Son muchas las veces en las que hemos oído a alguna persona exponer una situación de acoso. A veces, por parte de alguna persona que no forma parte de nuestro entorno más cercano y otras, las más, procedentes de personas del entorno más próximo con las que mantenemos o hemos mantenido algún tipo de vínculo.

En el ámbito de la violencia machista, una de las conductas más habituales con las que el agresor responde a los intentos de la mujer de poner fin a la situación de violencia, bien porque decide separarse o porque decide denunciar, es el acoso: acoso para poner fin al procedimiento judicial a través de la retirada de la denuncia; acoso para que le dé una segunda oportunidad; acoso para controlar sus movimientos con la excusa de saber qué hacen sus hijos/as, y un sinfín de etcéteras.

El común denominador de estas conductas es que, por sí solas, no son conductas penalmente reprobables. El acoso puede consistir en 20 o 30 llamadas diarias a la víctima, envío de mensajes o regalos, esperarla a la puerta del trabajo para hablar… Conductas aparentemente “inofensivas” pero generadoras de un profundo desasosiego en quien las recibe, hasta el punto de provocar cambios en la rutina diaria y necesitar apoyo psicológico y/o farmacológico para contrarrestar la ansiedad generada.

¿Qué respuesta da nuestro derecho a estas situaciones? Hasta el año 2015 podemos afirmar que la respuesta, en la mayoría de los casos, era la impunidad. Solo aquellos supuestos especialmente graves y reiterados en el tiempo podían, en alguna ocasión, y dependiendo del juzgador, dar origen a una causa por otras causas legales, como las coacciones. En el resto de casos, la respuesta era que no era una conducta contemplada en el Código Penal, con lo que se daba “carta blanca” al agresor para seguir acosando a la víctima.

La modificación del Código Penal realizada en octubre de 2015 a raíz de la ratificación por el Estado del Convenio de Estambul, instrumento internacional para la lucha y erradicación de la violencia contra las mujeres y la violencia doméstica, supone un claro avance en la eliminación de la impunidad de estas conductas.

En concreto, el art. 172 del Código Penal introduce por primera vez la figura del delito de acoso, en inglés stalking, describiéndolo como aquella conducta en la que una persona, de forma insistente y reiterada, y sin estar legítimamente autorizada, altera gravemente el desarrollo de la vida cotidiana de otra, a través de alguna de las siguientes conductas:

1º La vigile, la persiga o busque su cercanía física.

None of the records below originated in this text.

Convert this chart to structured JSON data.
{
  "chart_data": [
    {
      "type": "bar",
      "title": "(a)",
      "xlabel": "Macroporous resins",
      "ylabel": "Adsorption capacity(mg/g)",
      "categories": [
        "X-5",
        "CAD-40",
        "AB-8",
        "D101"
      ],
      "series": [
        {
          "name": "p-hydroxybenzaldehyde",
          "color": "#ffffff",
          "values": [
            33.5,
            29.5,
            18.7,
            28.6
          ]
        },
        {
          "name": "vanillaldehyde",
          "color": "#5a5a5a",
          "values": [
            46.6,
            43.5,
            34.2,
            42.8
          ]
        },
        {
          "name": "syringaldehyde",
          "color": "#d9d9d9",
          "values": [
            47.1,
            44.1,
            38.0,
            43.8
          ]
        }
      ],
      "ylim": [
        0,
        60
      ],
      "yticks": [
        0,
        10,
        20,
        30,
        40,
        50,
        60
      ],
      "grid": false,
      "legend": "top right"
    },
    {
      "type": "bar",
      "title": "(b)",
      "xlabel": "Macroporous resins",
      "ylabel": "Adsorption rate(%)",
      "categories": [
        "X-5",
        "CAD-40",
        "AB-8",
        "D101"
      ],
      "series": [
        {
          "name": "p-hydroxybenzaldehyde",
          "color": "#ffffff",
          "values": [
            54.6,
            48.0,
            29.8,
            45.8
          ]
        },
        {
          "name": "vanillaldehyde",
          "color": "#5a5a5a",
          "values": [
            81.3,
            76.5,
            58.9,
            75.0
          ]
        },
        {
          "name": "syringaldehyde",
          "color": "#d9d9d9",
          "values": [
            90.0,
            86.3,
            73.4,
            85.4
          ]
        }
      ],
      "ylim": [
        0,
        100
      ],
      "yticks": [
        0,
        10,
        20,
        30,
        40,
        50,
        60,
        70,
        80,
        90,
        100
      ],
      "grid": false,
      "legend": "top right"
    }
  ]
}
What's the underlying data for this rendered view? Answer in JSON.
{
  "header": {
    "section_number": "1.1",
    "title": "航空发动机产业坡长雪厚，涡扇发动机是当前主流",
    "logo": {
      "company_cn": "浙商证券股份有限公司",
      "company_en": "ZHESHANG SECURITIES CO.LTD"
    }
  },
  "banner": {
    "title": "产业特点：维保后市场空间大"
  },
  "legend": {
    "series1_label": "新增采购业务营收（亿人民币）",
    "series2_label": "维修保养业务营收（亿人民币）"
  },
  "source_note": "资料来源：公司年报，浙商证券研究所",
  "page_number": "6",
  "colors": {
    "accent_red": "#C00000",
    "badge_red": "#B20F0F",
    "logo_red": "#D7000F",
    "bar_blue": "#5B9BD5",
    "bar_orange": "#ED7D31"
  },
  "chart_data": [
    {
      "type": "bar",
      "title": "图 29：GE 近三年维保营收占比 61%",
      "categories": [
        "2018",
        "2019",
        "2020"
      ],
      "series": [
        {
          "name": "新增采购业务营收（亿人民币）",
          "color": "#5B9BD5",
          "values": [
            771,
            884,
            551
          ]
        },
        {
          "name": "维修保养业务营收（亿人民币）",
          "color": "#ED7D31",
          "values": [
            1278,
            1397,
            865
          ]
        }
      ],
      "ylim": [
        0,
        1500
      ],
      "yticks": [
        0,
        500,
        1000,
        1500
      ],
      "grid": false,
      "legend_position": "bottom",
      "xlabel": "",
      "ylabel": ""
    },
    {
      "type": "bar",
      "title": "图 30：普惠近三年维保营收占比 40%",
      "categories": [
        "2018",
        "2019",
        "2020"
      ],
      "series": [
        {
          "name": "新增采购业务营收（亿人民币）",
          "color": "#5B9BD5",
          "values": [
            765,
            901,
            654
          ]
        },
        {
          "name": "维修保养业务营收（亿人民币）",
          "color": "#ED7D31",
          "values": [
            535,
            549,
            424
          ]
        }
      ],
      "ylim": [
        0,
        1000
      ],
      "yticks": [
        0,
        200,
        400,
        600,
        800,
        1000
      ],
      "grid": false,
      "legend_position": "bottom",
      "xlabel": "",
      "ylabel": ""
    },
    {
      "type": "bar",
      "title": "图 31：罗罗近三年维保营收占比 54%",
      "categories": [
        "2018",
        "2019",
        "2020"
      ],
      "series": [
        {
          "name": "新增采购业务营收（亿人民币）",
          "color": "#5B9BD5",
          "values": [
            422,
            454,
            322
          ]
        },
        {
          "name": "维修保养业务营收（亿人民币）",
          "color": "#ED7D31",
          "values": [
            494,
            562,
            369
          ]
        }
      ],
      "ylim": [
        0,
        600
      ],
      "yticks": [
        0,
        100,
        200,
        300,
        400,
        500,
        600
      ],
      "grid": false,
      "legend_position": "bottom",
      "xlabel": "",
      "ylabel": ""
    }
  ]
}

2º Establezca o intente establecer contacto con ella, a través de cualquier medio de comunicación, o por medio de terceras personas.

3º Mediante el uso indebido de sus datos personales, adquiera productos o mercancías, o contrate servicios, o haga que terceras personas se pongan en contacto con ella.

4º Atente contra su libertad o contra su patrimonio, o contra la libertad o patrimonio de otra persona próxima a ella.

Si bien su introducción en nuestro ordenamiento jurídico se hace pensando en el ámbito de la violencia de género, se configura como un delito común. Esto significa que cualquier persona es susceptible de cometer este delito y de convertirse en víctima, por lo que no solo se dará en supuestos de violencia de género, aunque se prevé una pena agravada para estos casos. Cabe señalar también que, junto con la condena, se puede imponer a la persona imputada la prohibición de comunicarse con la víctima o personas perjudicadas.

El pasado 23 de marzo de 2016, el Juzgado de Instrucción 3 de Tudela dictó la primera sentencia aplicando el delito de acoso. En este caso, se trató de un supuesto alejado de la violencia de género. Y no fue hasta mayo de este año cuando el Tribunal Supremo se pronunció por primera vez sobre el delito de stalking.  Queda ahora por ver cómo irán desarrollando los tribunales con el tiempo la aplicación de esta nueva figura penal.

De estos primeros pronunciamientos podemos extraer ya algunos elementos clave: el acoso debe consistir en un patrón de conducta sistemático con vocación de cierta perpetuación temporal que lleve a la víctima, como única vía de escapatoria, a variar, sus hábitos cotidianos.

Habrá que ver, caso por caso, si una conducta puede constituir delito de acoso o no, pero lo especialmente relevante es que conductas consideradas hasta el momento totalmente impunes, pero que generaban un profundo daño en quienes las padecían, puedan verse ahora desde un enfoque mucho más global, atendiendo también a otros factores.